Gold Miners Are Crushing the Market in the Face of Higher Rates

Summary:

  • Anticipating trouble ahead, fund managers make a historic rotation out of equities into bonds.
  • Gold and gold mining stocks have been the one bright spot this quarter.
  • Tax reform turns one year old. Has it achieved what was expected?

Gold Miners Are Crushing the Market in the Face of Higher Rates

Disregarding strong opposition from the likes of DoubleLine Capital founder Jeffrey Gundlach, legendary hedge fund manager Stanley Druckenmiller, “Mad Money” host Jim Cramer, President Donald Trump and others, Federal Reserve Chairman Jerome Powell hiked rates on Wednesday for the fourth time in 2018.
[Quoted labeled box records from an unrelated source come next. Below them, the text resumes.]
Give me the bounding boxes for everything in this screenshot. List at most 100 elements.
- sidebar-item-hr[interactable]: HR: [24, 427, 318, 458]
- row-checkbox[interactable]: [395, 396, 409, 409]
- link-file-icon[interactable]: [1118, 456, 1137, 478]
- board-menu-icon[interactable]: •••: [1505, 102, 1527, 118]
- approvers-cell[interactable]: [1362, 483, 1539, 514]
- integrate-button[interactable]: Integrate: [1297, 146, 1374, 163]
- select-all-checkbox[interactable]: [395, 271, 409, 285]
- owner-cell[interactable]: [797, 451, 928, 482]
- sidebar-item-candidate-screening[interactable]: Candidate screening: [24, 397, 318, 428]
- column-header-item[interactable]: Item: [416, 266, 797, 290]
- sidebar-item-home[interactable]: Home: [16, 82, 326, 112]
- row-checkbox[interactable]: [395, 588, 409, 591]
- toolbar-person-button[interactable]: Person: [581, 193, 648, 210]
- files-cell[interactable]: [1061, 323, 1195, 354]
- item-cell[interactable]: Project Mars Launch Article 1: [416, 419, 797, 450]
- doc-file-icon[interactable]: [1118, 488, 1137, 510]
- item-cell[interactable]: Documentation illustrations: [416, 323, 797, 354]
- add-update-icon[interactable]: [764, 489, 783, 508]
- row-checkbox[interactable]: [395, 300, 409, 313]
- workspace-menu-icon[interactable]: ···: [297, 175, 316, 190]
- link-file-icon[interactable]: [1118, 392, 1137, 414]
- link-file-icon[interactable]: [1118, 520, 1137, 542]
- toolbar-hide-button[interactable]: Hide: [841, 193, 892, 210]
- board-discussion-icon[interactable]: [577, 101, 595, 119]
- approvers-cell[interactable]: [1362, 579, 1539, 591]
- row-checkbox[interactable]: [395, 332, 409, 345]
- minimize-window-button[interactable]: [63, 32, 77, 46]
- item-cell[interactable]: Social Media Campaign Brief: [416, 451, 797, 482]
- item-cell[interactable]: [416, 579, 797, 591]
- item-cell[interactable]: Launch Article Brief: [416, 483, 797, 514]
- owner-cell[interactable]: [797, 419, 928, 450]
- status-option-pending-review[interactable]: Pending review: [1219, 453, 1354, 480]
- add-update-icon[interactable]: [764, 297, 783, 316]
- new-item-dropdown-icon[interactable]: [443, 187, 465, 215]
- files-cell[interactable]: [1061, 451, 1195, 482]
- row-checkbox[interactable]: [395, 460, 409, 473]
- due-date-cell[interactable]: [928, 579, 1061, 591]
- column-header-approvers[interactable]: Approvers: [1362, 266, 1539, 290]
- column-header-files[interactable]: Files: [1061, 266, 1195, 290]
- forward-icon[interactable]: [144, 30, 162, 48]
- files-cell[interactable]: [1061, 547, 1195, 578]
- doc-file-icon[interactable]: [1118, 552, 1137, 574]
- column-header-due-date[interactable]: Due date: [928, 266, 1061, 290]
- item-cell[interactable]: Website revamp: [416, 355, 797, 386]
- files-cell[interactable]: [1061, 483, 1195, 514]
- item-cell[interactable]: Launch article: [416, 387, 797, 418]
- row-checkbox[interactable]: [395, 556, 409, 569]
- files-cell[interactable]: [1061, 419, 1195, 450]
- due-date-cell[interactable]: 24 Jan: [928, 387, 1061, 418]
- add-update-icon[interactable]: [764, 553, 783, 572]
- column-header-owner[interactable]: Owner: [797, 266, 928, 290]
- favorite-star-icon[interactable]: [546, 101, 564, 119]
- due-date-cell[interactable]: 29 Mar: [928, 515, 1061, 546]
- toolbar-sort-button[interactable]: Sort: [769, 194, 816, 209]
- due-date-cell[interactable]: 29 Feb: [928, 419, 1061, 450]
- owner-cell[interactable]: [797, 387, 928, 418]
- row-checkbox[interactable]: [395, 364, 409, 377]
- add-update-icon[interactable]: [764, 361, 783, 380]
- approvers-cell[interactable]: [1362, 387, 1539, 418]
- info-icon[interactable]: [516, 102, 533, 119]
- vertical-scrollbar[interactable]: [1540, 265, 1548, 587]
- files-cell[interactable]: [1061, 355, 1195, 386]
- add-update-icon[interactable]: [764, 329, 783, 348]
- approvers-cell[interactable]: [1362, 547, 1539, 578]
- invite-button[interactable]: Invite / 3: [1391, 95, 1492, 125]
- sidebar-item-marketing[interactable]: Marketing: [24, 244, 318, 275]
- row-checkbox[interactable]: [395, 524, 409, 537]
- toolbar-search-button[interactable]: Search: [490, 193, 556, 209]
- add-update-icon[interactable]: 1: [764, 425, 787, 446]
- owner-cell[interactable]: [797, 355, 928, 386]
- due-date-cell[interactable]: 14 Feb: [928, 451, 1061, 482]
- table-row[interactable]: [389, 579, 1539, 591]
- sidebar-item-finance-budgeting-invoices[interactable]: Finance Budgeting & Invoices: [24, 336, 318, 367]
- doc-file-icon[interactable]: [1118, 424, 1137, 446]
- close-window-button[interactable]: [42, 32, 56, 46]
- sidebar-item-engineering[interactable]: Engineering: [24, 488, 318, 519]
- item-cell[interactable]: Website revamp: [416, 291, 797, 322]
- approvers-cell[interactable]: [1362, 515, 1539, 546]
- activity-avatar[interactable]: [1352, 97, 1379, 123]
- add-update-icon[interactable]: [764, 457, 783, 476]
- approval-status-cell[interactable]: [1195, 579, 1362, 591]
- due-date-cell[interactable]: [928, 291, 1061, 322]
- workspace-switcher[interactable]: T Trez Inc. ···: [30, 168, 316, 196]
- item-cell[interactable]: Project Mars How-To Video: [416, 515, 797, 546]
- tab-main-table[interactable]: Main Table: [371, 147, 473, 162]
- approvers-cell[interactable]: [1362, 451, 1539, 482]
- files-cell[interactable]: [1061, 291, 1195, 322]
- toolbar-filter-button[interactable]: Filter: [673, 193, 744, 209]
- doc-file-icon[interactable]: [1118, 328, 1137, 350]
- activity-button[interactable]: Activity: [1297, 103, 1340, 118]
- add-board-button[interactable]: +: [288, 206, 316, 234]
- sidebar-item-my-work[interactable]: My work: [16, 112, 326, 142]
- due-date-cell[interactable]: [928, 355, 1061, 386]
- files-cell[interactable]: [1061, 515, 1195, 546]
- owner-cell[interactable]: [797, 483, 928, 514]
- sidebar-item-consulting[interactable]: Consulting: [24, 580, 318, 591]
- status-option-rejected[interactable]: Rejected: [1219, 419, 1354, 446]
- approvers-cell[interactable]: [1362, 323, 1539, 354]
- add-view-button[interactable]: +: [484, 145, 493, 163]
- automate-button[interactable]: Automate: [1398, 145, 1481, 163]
Markets responded negatively, with the Dow Jones Industrial Average jumping around in a nearly 890-point range before closing at its lowest level in more than a year. Meanwhile, the small-cap Russell 2000 Index has fallen into a bear market, down more than 22 percent since its peak at the end of August, and the S&P 500 Index is on track for not only its worst year since 2008, but also its worst month since 1931.

Among the sectors now in a bear market is financials, down around 20 percent since its peak in January. Regional banks, as measured by the KBW Regional Bank Index, have been banged up even worse, having fallen close to 30 percent since their all-time high in early June.

Canary in the Coal Mine? U.S. Financials Are Now in a Bear Market
click to enlarge

I bring up financials here because the sector is sometimes considered to be the “canary in the coal mine,” for the very good reason that financial institutions are highly exposed to the performance of the broader market.

What’s more, we learned this week that lenders are starting to pull back from riskier loans, a sign that they’re getting more cautious as recession fears loom. According to the New York Fed, the credit card rejection rate in October climbed to 21.2 percent, well above the year-ago rate of 15.7 percent. Banks also cut off credit from 7 percent of customers, the highest rate since 2013.